MetaPhlAn4 (mpa_vJun23_CHOCOPhlAnSGB_202307): unexpected behavior with fix_relab_mpa4.py

Hi,

I used metaphlan 4.1 using mpa_vJun23_CHOCOPhlAnSGB_202307 version of the DB for taxonomy profiling. Then I learnt about the fix_relab_mpa4.py script to fix the RA of taxa at each rank. But my results show that the relative abundance values including unclassified sums up to 100% at each rank using mpa_vJun23_CHOCOPhlAnSGB_202307 and trying the fixing script just messes up the values at lower ranks. Can you please let me know what is wrong and where I have not understood it correctly. Thanks!

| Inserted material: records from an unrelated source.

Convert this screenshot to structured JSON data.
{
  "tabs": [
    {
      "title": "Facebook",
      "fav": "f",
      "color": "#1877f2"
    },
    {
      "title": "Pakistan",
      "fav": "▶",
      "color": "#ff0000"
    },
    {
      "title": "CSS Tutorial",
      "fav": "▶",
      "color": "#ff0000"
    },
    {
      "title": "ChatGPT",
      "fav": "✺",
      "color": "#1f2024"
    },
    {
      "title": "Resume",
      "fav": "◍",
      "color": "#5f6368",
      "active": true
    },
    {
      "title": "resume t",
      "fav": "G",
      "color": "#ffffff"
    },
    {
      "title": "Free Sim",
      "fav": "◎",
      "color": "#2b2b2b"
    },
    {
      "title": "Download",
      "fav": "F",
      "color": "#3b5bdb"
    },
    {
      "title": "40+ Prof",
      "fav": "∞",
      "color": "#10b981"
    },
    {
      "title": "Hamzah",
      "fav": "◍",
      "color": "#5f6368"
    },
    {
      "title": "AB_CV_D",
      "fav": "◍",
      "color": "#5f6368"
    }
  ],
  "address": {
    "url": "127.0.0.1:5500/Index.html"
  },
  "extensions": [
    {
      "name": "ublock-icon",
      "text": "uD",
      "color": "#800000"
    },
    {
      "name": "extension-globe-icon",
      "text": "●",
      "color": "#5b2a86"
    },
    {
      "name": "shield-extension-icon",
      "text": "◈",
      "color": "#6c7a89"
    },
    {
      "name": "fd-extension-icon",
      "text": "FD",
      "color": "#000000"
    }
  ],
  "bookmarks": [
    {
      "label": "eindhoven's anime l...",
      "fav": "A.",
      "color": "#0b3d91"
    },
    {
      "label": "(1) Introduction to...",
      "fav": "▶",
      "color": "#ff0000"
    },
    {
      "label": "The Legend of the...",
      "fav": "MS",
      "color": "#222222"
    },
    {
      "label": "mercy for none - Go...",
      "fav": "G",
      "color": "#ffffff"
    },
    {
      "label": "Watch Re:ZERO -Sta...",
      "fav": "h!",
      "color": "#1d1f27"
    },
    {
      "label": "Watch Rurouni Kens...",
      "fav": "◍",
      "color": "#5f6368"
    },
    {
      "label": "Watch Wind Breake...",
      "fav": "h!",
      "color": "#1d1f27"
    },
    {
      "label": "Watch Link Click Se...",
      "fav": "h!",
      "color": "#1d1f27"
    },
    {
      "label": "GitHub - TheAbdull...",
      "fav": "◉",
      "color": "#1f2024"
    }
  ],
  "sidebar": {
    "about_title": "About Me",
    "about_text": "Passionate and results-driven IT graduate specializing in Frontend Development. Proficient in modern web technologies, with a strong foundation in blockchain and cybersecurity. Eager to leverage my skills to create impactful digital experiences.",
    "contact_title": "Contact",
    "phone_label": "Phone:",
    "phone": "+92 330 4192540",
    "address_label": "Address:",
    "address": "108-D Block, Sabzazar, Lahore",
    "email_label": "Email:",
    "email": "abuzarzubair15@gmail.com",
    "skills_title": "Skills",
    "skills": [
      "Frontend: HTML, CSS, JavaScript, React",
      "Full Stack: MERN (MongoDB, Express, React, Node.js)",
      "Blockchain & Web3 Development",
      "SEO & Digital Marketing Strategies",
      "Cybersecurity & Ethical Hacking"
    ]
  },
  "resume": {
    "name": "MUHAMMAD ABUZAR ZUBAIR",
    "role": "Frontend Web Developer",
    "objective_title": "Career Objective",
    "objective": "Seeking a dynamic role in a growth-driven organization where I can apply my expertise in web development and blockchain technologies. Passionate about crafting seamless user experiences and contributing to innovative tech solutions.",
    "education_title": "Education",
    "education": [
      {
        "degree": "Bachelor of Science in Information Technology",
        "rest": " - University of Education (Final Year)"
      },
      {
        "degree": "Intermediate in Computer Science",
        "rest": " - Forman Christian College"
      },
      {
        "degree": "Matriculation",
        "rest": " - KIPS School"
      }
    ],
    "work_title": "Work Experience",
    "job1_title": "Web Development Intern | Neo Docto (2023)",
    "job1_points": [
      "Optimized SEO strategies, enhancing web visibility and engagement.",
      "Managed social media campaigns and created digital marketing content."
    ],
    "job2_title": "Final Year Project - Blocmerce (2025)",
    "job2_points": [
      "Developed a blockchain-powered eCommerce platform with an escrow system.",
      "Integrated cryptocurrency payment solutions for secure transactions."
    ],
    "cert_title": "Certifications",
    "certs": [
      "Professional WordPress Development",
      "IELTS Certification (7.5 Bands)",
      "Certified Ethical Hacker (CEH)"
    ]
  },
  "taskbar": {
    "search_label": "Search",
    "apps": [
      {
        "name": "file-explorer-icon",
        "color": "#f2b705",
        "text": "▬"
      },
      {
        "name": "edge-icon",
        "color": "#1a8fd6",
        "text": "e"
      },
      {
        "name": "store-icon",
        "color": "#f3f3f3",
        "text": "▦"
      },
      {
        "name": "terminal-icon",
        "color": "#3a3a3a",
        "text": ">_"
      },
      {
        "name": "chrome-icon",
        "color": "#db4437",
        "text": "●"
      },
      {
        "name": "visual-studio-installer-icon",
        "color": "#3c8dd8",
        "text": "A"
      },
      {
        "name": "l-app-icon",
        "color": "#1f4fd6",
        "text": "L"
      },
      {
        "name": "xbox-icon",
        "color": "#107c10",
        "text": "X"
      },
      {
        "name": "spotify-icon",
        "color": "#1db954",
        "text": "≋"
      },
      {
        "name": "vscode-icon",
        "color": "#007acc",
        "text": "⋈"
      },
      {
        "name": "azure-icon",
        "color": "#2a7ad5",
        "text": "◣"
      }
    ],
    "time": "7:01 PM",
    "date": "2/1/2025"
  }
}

I have two files for your reference:

Hi @Saharb
Would it be possible for you to also upload in the dropbox the original output file of metaphlan for one of the samples, without any editing, so I can try to run the fixing script to see what is happening? Thanks

Dear Claudia,

Thanks for your reply. Sure! I have uploaded one file.

Thanks for checking it.

Sorry I only got now to check the file.
Good news is that (1) your profiles do not need fixing. The issue in mpa_vJun23_CHOCOPhlAnSGB_202307 is due to the fact that some SGBs are reported as p__Bacillota instead of p__Firmicutes and same for SGBs f__Saccharomycetales_unclassified reported as f__Debaryomycetaceae, due to naming convention changes in NCBI, which was causing some SGBs that should have had the same phylum/family to have different ones hence leading to a sum different from 100. In your profiles this never occurred, so you’re safe to use the original profiles. (2) just to make sure I checked the script and indeed we had added some modification from 4.2 which allow to account for ‘‘unclassified’’, you were probably using an older script from 4.1. In future if you need to use it on other samples you can just download the most updated script from github for fix_relab_mpa4.py to be sure you’re using the most updated one.